The gist of this article, and dozens of others like it on almost any topic, is that individual effort in environmental causes is misplaced. It doesn’t matter if we are careful shoppers, when most waste is created by industries. The money and intellectual energy we spend picking out the best XYZ for the environment would better be spent lobbying congress. The money we spend on greener household gadgets should be spent on charity. And so on.
I’m always a bit alarmed by articles like this, because individual praxis is what we have to hold on to. Lobbying Congress for better chemical standards or cleaner power is very, very abstract stuff compared to buying recycled toilet paper instead of the other kind. Unless you are a rare kind of person, pure abstraction doesn’t do much to warm your heart at night.
It’s a kind of pragmatism that easily turns in to fatalism. It doesn’t matter what I do, this logic suggests, because Dow Chemical and Exxon do all the real damage, and my ability to affect Dow or Exxon is very small indeed. Maybe that’s true. And, yet, what value to me is that truth?
Is my reusable cup or mended jeans going to change the world? Does it make a “real” difference for there to be one less cup or pair of jeans, out of billions? Maybe, maybe not.
But, it does matter what I do. It matters to me, because it is part of my ethical interaction with the world. If nothing else, it makes me feel better to make my own individual choices well. In this political moment, sometimes an easy win is the thing that keeps you from despair, and I’m thrilled to take it.
That is: one kind action is certainly better than one unkind action, whatever the net outcome for all of humanity is.

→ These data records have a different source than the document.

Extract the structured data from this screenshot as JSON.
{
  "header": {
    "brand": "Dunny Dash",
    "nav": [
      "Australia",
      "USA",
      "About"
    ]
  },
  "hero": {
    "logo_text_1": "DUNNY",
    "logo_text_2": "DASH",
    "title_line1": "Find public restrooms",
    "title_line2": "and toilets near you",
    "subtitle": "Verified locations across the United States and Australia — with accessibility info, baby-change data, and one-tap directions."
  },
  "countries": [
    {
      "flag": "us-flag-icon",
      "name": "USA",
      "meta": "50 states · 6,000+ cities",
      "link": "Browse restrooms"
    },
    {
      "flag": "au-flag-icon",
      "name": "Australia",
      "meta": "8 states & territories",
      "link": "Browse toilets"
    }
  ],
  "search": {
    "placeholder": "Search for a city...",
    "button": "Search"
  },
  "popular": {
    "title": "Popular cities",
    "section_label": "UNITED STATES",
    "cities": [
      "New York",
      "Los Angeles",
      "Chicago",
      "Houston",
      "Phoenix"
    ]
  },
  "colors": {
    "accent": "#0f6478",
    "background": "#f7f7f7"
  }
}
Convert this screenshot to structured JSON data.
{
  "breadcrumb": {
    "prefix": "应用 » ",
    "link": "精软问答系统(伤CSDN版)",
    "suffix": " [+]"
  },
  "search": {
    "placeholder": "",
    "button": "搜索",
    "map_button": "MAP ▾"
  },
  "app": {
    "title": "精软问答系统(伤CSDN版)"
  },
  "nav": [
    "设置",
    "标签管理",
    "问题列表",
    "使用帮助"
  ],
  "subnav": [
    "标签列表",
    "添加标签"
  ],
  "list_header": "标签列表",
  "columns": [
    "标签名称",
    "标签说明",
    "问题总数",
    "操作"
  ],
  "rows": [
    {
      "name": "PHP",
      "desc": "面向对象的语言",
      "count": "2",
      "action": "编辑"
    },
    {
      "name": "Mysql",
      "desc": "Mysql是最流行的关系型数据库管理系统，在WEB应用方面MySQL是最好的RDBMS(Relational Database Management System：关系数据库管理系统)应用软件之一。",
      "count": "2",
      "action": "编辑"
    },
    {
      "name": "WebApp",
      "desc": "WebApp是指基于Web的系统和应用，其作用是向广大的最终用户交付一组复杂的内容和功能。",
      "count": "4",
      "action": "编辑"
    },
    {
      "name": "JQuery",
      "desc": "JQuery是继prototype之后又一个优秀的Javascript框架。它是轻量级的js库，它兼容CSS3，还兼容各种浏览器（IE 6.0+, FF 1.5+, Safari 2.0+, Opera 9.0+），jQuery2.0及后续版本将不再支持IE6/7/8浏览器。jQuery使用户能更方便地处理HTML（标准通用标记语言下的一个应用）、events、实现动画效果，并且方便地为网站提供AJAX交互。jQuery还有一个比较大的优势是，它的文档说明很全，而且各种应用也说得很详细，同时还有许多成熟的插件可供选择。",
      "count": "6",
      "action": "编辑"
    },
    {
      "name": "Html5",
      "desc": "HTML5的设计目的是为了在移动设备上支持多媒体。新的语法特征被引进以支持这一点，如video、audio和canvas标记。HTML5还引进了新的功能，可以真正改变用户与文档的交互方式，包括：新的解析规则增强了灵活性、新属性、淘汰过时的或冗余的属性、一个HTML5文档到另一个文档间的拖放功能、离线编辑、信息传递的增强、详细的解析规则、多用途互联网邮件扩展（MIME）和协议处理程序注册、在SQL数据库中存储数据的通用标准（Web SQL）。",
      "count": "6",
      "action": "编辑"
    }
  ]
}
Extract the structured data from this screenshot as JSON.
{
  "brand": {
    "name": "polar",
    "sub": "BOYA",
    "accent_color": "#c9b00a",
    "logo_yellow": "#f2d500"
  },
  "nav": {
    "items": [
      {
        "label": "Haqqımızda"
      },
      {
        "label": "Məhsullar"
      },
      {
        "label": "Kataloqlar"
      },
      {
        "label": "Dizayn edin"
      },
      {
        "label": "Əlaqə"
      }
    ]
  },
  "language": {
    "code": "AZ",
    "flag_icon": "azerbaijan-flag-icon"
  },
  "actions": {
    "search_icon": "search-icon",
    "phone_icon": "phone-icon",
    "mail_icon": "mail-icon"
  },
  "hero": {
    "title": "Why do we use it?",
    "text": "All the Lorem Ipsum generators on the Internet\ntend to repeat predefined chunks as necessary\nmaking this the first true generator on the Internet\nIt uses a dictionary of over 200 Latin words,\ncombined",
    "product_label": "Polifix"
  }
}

The point this article missed making, in favor of being self-aggrandizing and “provoking” is that we need to, in fact, live in a world where we do, with softness and compassion toward ourselves, both the large things and the small ones. Calling my senator (again, to leave one more voicemail) feels like a waste of my energy; skipping a plastic bag does not. The long scope of history will say which is right. In the meantime, I still do them both, as much as I can, because doing them both is the best thing to do.